In a brief report on the symposium that ran on my Web site jancisrobinson.com I mentioned all this en passant, thinking that readers deserved to know if my palate was deformed and in what direction. One reader contacted one of the symposium speakers, Michael O'Mahony, professor of food science and technology at UC Davis, for more information and he replied, "The test that Tim gave does not really diagnose tasters versus hypertasters. It is a lot more complicated than that and the test was completely biased. You can tell Jancis that she is probably a normal taster."


This was good news, and I reported it on my site, but too late it seems. Fellow wine writers were already reacting.
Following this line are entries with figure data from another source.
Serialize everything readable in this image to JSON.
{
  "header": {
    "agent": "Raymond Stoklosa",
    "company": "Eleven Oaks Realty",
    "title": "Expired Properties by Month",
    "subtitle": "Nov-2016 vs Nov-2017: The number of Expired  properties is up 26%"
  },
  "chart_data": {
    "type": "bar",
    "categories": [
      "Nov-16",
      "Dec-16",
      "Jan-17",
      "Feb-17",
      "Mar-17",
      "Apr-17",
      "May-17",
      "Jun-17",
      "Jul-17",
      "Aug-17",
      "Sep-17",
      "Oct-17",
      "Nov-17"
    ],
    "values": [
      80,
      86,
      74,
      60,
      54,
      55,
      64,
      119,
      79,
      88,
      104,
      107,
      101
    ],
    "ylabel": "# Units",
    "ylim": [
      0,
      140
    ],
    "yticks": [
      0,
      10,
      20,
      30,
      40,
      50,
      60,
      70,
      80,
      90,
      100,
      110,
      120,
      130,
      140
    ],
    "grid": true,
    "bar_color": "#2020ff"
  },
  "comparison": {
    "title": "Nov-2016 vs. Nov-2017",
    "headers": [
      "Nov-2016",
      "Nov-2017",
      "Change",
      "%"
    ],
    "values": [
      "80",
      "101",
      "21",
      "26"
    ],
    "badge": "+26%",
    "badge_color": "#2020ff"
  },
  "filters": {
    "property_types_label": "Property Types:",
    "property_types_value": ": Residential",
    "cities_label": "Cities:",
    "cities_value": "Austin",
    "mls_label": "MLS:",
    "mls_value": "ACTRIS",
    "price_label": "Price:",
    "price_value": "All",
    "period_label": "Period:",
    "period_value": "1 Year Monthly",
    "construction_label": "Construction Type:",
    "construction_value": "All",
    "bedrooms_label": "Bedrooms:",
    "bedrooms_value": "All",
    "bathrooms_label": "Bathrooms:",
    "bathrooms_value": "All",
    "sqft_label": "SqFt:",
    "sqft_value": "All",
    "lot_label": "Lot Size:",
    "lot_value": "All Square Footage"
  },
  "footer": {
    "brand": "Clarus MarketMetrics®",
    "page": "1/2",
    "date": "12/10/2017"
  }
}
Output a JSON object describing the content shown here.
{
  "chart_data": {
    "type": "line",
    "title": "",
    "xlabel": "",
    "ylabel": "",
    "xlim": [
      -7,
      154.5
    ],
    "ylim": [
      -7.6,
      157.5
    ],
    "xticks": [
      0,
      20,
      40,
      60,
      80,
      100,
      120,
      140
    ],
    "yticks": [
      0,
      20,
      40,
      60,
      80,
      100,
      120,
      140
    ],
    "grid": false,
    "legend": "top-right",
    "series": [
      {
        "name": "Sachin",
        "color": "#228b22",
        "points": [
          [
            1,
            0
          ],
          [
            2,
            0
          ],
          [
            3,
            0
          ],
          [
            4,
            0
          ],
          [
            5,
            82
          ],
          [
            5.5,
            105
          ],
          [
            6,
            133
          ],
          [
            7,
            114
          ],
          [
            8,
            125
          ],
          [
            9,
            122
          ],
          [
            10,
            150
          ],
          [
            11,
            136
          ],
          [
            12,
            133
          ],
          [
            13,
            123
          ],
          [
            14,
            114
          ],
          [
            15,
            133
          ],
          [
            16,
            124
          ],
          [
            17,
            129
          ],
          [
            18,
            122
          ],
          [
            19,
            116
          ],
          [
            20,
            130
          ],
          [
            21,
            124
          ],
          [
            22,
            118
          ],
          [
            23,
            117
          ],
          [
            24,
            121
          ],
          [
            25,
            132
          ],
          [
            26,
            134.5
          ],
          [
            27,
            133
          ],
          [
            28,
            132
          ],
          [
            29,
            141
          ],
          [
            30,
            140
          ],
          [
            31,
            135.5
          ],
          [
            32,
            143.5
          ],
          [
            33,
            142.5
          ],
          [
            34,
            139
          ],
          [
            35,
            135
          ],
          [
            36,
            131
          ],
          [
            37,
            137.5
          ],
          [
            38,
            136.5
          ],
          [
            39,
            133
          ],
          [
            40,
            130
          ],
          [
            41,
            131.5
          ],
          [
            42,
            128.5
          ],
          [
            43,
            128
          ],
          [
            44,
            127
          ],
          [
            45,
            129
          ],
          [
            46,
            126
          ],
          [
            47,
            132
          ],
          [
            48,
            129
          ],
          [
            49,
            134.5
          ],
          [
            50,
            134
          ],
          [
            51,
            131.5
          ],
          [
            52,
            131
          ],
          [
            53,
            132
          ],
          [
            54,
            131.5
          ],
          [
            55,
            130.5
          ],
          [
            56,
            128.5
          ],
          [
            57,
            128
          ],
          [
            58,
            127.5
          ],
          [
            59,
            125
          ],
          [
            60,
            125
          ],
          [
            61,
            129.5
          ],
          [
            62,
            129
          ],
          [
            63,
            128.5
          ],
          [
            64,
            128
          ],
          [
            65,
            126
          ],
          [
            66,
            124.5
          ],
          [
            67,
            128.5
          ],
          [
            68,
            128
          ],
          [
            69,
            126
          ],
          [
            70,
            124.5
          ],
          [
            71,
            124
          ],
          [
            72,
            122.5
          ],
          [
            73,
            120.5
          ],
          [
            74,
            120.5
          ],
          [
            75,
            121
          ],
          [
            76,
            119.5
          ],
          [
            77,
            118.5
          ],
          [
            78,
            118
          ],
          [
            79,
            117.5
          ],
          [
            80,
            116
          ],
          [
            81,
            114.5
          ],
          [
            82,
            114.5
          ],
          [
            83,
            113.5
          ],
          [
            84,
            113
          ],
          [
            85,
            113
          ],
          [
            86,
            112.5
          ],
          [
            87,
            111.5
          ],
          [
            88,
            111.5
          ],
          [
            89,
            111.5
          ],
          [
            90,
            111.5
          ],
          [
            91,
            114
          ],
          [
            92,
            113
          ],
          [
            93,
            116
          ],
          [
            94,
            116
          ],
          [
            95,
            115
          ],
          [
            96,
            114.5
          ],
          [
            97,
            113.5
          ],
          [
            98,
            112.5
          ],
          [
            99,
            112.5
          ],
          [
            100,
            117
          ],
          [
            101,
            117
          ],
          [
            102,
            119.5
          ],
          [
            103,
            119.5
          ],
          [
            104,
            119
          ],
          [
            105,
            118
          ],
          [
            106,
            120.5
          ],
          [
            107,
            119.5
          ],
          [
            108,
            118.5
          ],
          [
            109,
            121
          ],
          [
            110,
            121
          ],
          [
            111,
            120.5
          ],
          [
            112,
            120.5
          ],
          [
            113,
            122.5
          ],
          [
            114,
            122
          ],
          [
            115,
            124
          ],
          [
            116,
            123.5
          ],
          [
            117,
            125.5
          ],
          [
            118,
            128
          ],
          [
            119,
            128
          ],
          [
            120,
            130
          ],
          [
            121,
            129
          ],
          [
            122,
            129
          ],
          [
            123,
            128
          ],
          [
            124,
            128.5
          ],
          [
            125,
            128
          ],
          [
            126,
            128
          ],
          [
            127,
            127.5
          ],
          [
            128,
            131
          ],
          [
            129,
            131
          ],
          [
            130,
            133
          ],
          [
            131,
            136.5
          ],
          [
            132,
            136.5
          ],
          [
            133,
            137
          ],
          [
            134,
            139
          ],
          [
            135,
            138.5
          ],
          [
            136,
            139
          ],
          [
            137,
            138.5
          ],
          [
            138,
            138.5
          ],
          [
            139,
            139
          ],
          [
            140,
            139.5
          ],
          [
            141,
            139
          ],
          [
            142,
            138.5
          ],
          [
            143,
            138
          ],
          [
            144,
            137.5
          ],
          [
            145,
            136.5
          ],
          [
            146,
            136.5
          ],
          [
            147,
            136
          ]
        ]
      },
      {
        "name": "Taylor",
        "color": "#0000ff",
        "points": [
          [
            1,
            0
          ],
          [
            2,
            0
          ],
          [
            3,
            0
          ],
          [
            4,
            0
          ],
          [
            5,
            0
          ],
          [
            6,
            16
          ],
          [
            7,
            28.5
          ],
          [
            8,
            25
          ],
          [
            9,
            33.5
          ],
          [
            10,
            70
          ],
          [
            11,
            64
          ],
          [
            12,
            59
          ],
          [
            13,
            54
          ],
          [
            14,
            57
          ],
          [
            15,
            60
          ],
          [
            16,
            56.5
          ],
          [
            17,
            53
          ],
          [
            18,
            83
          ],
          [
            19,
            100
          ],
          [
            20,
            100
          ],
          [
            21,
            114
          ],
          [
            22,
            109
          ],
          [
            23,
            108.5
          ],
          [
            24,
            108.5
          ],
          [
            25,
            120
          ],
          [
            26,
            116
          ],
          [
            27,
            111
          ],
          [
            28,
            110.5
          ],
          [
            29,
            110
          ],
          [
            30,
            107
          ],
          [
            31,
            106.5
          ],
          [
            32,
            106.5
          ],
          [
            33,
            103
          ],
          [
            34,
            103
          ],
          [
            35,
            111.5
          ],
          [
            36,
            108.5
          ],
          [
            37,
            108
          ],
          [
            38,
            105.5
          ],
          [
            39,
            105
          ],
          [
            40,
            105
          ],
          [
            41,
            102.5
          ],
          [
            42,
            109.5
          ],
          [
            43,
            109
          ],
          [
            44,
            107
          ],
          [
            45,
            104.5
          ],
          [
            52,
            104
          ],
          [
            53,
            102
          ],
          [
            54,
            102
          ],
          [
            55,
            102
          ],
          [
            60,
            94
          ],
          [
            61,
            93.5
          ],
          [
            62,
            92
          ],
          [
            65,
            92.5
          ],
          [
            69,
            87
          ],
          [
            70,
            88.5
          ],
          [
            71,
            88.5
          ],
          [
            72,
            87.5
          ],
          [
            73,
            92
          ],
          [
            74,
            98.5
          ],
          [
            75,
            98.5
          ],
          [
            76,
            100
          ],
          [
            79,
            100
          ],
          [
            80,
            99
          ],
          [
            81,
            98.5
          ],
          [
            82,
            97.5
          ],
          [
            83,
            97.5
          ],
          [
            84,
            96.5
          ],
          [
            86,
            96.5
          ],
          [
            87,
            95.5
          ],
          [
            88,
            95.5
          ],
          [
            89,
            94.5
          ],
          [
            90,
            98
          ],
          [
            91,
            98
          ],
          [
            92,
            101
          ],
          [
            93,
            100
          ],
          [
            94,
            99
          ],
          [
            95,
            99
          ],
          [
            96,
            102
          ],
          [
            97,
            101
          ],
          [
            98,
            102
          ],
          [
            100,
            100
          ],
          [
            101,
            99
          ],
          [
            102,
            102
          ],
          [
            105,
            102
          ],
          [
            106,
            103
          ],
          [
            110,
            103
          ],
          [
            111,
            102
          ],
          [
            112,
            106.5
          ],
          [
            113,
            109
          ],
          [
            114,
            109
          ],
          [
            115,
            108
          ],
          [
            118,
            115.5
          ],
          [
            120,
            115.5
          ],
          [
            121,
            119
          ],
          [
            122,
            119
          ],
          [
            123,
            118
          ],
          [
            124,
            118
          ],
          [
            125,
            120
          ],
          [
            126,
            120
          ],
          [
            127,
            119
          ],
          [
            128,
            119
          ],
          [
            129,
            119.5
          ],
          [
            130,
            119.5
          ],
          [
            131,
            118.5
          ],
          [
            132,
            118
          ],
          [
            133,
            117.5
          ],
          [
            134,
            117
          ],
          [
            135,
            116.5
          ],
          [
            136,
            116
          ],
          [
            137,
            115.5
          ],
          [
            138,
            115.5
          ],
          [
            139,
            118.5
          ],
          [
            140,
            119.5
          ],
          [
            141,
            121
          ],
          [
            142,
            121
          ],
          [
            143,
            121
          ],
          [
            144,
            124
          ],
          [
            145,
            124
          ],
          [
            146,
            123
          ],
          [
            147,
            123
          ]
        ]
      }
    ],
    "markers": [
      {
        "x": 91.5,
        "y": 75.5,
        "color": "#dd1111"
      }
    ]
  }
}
Mark Squires' bulletin board on www.erobertparker.com started a thread on whether biology determined tasting ability, initiated by someone who seemed to understand the issues and pointed out it was quite brave of me to admit to being anything other than normal. But that misleading prefix "super" does a lot of damage. Robert Parker himself jumped in early to declare that he couldn't abide spicy food in any form. (I like it, incidentally.) Then another American wine writer, my old friend Matt Kramer, who must have read this particular thread (though not my own account as he confidently reported that I had painted my tongue with blue coloring) dashed off a column for that well-known oenophiles' gazette, the New York Sun, making me the prime perpetrator of "an almost desperate attempt by some of today's wine tasting potentates to bolster their credibility by suggesting a physical superiority."


This was the last thing I was attempting. But on reflection I do think it is as well for those of us concerned with wine -- whether producing words about wine or wines themselves -- to realize that people taste things in very different ways. And it would probably be helpful for consumers if wine critics were to take the test and come clean about where they stand. Perhaps I am a hypertaster, and perhaps this explains much of what I don't like about particularly alcoholic wines. I would say I have a good tolerance of tannin and acidity, however -- I really enjoy young, tannic wines and, especially, acidity. So I'm not too sure where this leaves us. It could however explain my apparent distaste for the new genre of controversial wines from Chateau Pavie in St-Emilion, which are certainly chock-full of everything. I would describe them as uncomfortably exaggerated but they presumably taste just right to other palates.


Jamie Goode, in his extremely accessible book "Wine Science" (Mitchell Beazley, 2005), addresses some of these issues and asks Gary Pickering, a professor of oenology at Brock University in Canada, whether hypertasters are at an advantage when it comes to wine tasting. "I would speculate that supertasters probably enjoy wine less than the rest of us," the professor is reported as saying. "They experience astringency, acidity, bitterness, and heat (from alcohol) more intensely, and this combination may make wine -- or some wine styles -- relatively unappealing."